Num mundo que equaliza dinheiro e poder, é difícil criticar a ascensão dos marginalizados que objetivamente precisam comprar acesso à vida digna. E essa crítica fica ainda mais difícil de fazer quando o empoderamento financeiro resulta de um trabalho cuja maior característica é debochar de um sistema sexual hierárquico.

O deboche é sério e tem valor

Uma diva pop cuja carreira é patentemente organizada ao redor do deboche é Lady Gaga.

Gaga já debochou da cena cool da Nova York de seus vinte e poucos anos, da obsoleta separação rígida entre arte e cultura pop, de quem questionou sua identidade de gênero e, na estreia da nona temporada de Drag Race ano passado, de si mesma ao fazer de conta que era uma das queens da competição.

Sua conversa com as participantes do concurso, no entanto, foi séria e emocionante: recebendo o afeto de quem confessa ter se inspirado nela para continuar vivendo, Gaga é afetuosa ao confessar ter se inspirado no simbolismo drag desde o início de sua carreira.

Demonstrações explícitas de afeto são uma característica marcante deste programa de entretenimento repleto de ideais de inclusão, respeito e amor. RuPaul, homem negro e homossexual, repete ao final de cada episódio a frase que virou mantra de sua base de fãs: “If you can’t love yourself, how in the hell you’re gonna love somebody else?” (algo como “Se você não consegue se amar, como diabos vai conseguir amar outra pessoa?”).

Ru debocha de gênero, da heterossexualidade compulsória e de outras narrativas de controle por levar o amor a sério e entender que são estas narrativas o que interpela os afetos de quem não cabe em suas normas.

No livro Gaga Feminism: Sex, Gender, and the End of Normal (Feminismo Gaga: Sexo, Gênero e o Fim do Normal, 2012, sem tradução) Jack Halberstam – homem trans e teórico queer conhecido por suas investigações acerca de mulheres e masculinidades – tenta fazer sentido das profundas mudanças socioculturais da nossa era que, contrariando algumas das previsões mais niilistas de Baudrillard, estão sendo informadas pelo devir político de discursos sobre gênero e sexualidade.

Segundo Halberstam o caráter subversivo de fenômenos midiáticos como homens grávidos ou o desenho Bob Esponja pode nos ajudar a compreender e superar as dissonâncias entre as experiências reais e diversas das pessoas e as normas estreitas e rígidas que ainda organizam o imaginário social.

Ecoando Baudrillard no chamado pela recusa do sentido, Halberstam propõe um manifesto pelo caos criativo que estimule novas narrativas sobre sexo, gênero e sexualidade, sustentando que Lady Gaga pode ser lida como sinalizador de um feminismo que celebra o colapso da heteronormatividade.
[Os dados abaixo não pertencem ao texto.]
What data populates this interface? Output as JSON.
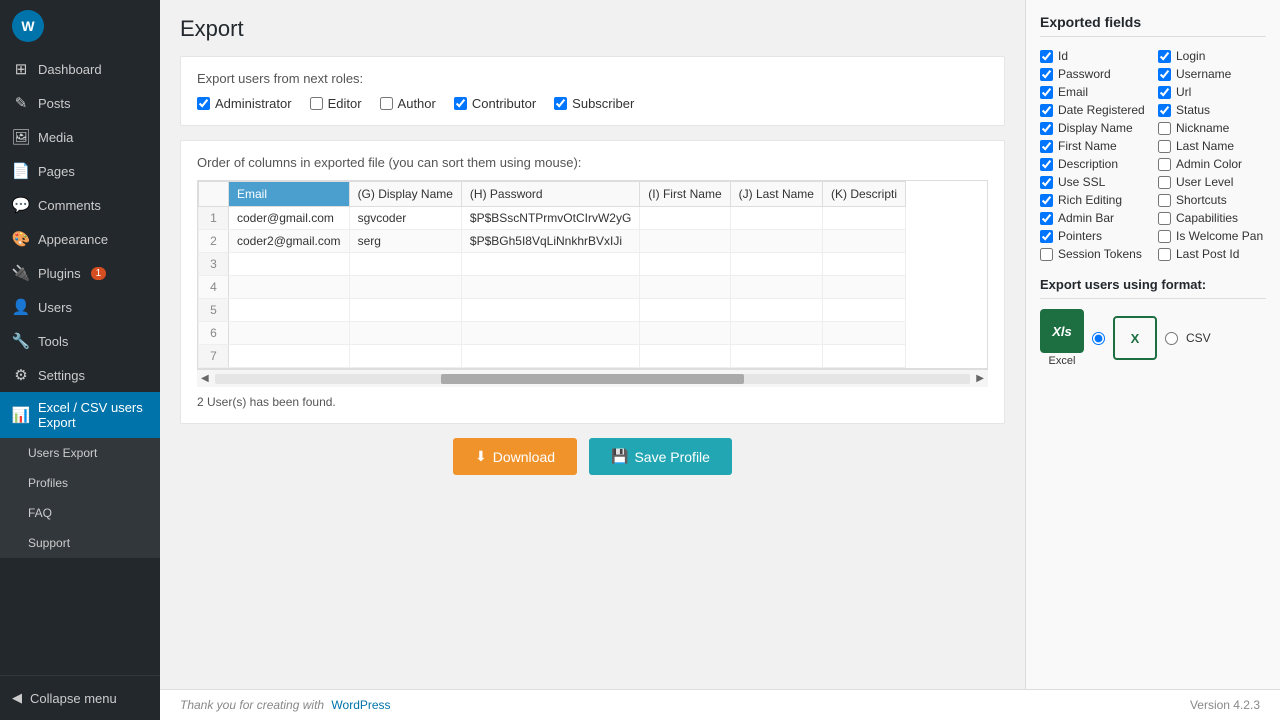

Penso o mesmo de RuPaul.

Observar desequilíbrios de poder é um bom norte para interpretarmos certas ações, e o deboche é bom exemplo disso. Debochar do poder que sustenta narrativas de controle é resistir a ele. Já debochar de quem é vítima de certas opressões é contribuir com elas.

A ação comunicativa pode ser a mesma, mas seus efeitos são diferentes dependendo de quem nele age. Quando Rihanna simula violência contra uma mulher branca no videoclipe de Bitch Better Have My Money o efeito desejado não é fomentar a violência contra mulheres, mas debochar do padrão hegemônico da indústria cultural, que historicamente se refestela na repetição de cenas de violência contra mulheres negras.

O deboche feminista por excelência é a misandria, um “reading” das características mais abjetas do machismo, que simula um mecanismo do sistema: seu equivalente não simétrico, a misoginia, que números de estupro e feminicídio confirmam ser real.

A misandria é puro recurso retórico, e nos confere o poder de articular opressões ressignificando seus perpetradores em nosso imaginário através do humor. E, como é o caso com toda sátira política, o fator cômico não eclipsa a seriedade do comentário.

O deboche, como o reading bem-humorado em forma de misandria, pode até não ser o mais eficaz dos instrumentos políticos de subversão, mas não deixa de ser uma divertida ferramenta de resistência.

O deboche misândrico nos permite escapar momentaneamente das dores causadas pelo machismo, RuPaul style: diversão como combustível da luta feminista, shantay you stay; narrativas misóginas de domínio, sashay away.